The Department of Health recommends that pregnant women abstain from drinking alcohol.
It is in a child’s best interests for a prospective mother not to drink alcohol while pregnant due to the risk of damaging the physical and mental development of the unborn child – damage which can have serious, life-long consequences.
Conflicting advice on alcohol during pregnancy
Pregnant women can often receive conflicting advice, from various sources, about drinking alcohol during pregnancy. This confusion is due, in some part, to the fact that the exact level of alcohol at which harm starts to be caused to the unborn child has not been clearly established, though it is known that the risk of damage increases in line with how much you drink.
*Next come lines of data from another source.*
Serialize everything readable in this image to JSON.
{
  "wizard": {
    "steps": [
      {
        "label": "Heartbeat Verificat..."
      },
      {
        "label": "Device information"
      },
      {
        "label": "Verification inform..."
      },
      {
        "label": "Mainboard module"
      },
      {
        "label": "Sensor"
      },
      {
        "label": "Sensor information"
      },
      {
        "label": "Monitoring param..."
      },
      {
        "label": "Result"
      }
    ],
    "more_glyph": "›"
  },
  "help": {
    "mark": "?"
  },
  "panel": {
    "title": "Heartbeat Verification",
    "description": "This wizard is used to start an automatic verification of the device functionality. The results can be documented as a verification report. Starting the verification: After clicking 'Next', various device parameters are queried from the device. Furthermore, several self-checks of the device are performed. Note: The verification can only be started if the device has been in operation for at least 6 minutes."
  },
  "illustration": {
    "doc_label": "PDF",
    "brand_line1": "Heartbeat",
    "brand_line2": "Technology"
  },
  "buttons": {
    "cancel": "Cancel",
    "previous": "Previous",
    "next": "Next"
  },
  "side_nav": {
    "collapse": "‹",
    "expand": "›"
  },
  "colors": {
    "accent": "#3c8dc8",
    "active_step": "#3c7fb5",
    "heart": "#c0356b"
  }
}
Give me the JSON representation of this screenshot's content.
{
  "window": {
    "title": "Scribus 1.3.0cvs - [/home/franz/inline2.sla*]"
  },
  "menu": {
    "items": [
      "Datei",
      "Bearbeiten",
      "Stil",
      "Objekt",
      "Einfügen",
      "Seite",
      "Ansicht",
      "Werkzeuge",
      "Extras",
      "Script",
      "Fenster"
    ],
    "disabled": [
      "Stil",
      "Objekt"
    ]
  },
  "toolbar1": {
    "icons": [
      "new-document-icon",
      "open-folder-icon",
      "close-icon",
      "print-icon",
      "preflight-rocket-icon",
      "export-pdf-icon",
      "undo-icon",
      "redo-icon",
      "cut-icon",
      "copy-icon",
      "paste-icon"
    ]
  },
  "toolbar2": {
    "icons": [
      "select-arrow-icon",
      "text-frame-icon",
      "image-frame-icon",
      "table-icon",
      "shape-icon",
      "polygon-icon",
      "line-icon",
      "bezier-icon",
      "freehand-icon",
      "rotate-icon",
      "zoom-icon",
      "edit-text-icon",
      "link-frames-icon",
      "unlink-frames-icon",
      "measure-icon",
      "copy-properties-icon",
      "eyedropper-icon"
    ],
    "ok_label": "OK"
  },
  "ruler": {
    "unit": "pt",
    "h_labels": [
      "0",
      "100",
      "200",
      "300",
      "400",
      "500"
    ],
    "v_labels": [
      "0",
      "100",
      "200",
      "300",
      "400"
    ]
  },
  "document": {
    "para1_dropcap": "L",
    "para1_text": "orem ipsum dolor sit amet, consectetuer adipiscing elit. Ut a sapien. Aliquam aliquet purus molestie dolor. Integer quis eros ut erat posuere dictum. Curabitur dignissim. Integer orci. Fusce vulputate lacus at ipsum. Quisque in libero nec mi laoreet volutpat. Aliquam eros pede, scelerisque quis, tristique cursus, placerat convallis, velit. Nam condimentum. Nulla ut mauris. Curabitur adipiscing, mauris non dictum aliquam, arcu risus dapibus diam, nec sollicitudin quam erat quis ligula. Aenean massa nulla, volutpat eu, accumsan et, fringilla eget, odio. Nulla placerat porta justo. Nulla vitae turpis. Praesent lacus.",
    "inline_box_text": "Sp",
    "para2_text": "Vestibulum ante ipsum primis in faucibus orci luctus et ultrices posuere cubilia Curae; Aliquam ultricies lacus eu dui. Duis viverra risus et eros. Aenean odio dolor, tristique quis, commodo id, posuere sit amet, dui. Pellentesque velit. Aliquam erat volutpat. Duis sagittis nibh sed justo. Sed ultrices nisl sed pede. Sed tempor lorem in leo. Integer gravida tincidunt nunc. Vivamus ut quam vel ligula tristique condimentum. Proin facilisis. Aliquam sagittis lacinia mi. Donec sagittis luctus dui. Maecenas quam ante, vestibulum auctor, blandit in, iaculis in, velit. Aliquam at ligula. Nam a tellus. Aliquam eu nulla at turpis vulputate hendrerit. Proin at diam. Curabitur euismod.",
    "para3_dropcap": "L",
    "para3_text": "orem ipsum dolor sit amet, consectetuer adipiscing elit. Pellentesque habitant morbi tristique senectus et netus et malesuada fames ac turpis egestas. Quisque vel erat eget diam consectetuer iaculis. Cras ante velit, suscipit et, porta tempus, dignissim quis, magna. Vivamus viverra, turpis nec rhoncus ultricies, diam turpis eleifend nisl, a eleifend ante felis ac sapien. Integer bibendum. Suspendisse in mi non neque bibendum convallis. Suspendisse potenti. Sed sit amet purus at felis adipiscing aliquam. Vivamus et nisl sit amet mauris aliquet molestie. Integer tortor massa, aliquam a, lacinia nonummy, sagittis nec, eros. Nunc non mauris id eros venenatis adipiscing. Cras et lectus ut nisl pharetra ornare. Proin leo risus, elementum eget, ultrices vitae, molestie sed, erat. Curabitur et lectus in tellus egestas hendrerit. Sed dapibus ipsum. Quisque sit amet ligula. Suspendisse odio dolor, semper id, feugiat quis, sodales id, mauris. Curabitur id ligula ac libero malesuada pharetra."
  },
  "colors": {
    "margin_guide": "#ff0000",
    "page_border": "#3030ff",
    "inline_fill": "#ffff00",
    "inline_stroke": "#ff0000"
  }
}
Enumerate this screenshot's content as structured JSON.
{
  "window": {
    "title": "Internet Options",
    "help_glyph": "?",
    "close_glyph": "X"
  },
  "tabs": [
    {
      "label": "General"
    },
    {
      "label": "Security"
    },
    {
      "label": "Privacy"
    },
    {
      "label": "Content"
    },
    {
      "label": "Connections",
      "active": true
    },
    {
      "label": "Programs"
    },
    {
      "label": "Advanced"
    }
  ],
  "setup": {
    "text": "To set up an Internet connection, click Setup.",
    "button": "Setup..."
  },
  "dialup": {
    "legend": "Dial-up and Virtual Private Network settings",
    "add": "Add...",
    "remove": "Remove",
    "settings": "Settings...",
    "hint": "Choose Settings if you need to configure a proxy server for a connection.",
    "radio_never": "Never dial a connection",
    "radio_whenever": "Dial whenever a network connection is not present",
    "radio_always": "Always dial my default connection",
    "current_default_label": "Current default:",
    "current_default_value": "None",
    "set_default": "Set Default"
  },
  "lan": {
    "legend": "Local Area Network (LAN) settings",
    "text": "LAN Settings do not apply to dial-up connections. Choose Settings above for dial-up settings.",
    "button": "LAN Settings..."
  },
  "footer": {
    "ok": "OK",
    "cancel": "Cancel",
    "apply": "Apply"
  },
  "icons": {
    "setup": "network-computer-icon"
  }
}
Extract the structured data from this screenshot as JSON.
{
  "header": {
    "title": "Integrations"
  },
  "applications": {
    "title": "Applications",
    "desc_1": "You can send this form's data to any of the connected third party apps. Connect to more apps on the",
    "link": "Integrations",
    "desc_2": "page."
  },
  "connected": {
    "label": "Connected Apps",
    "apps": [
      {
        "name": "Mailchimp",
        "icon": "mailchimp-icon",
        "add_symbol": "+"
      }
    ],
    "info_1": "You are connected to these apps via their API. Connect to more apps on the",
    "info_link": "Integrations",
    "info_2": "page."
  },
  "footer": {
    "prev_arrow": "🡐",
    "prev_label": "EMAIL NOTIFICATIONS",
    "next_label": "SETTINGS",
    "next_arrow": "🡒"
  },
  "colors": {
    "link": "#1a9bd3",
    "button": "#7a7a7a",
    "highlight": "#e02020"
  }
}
This lack of clarity is another good reason to avoid alcohol completely, because as there is no known “safe” level of alcohol during pregnancy then the safest thing to do is not drink at all. What is very clear is that there are no benefits for the unborn child from exposure to alcohol, just risks.
How does alcohol affect an unborn child?
When you drink alcohol, so does your unborn child. During pregnancy alcohol passes from the mother’s bloodstream through the placenta and into the baby’s bloodstream, where it can affect its development.
It takes a woman’s liver about 90 minutes to break down just one unit of alcohol. The unborn child does not have a fully developed liver or the capacity to process alcohol like an adult and the placenta does not act as a barrier to protect it from the alcohol passing directly into its blood stream.
Although alcohol is marketed through risk-free, positive messages and is sold in supermarkets, petrol stations and convenience stores as if it were just another grocery, it is important to remember that it is a toxic substance.
What are the risks involved in drinking during pregnancy?
Alcohol consumption can lead to disorders in how the unborn child develops in the womb. Damage to the unborn child from alcohol takes a number of forms and can show up as behavioural, social, learning and attention difficulties in childhood, adolescence and throughout adulthood. As such, there can be lifelong consequences for the physical and mental health of an unborn child exposed to alcohol in the womb.
Drinking during pregnancy carries a risk of Foetal Alcohol Syndrome (FAS) and Foetal Alcohol Spectrum Disorder (FASD). Children born with FAS have been exposed to high levels of alcohol and can experience problems with their growth, facial defects, as well as life-long learning and behavioural problems.
Drinking heavily during pregnancy can also increase the chances of complications during pregnancy and childbirth, as well as increasing the risk of premature delivery, miscarriage and stillbirth.
FASD refers to the wide range of less obvious – and more common – effects of drinking alcohol during pregnancy. Although children with FASD can look healthy and normal, they can have issues such as sight and hearing difficulties; problems paying attention and following simple directions, as well as other learning difficulties.
What if I was drinking alcohol before I knew I was pregnant?
We do not have evidence of significant risk from a small amount of alcohol intake in the early stages of pregnancy, but because it has not been established exactly when and how harm begins, we recommend that you stop drinking for the duration of your pregnancy, so from when you plan your pregnancy or, if it’s unplanned, once you find out you are pregnant. Also, the sooner you stop drinking, the better it will be for you and your unborn child. However, regular binge drinking (more than six units of alcohol at a time) or drinking heavily on regular occasions during the early stages of pregnancy can be harmful to the unborn child.
As you may be unaware of your pregnancy for some time, if you are trying to conceive or feel you may be pregnant then it’s best to avoid drinking alcohol. It’s also important to remember that, if planning a pregnancy, alcohol can have an adverse affect on both you and your partner’s fertility.
- Have a good support network around you to help you during your pregnancy
- Ask your partner to stop or cut down on their drinking, particularly if you are still trying to conceive
- Stay as active as you can, continuing with your regular hobbies and interests
- If a lot of your time was previously spent socialising and drinking, then look for new hobbies you will enjoy or meet your friends at a cafe rather than a bar
- If you are going out when pregnant then choose fruit juices or non-alcohol alternatives
- Make sure you look after yourself and your unborn child by eating healthily and exercising, as well as ensuring you don’t smoke or take other harmful drugs
If you’re worried about your alcohol consumption
Pregnant mothers should always consult with their health professional (e.g. such as your GP or Midwife) if they have any concerns regarding their alcohol consumption, as they will be able to offer you the appropriate information and advice.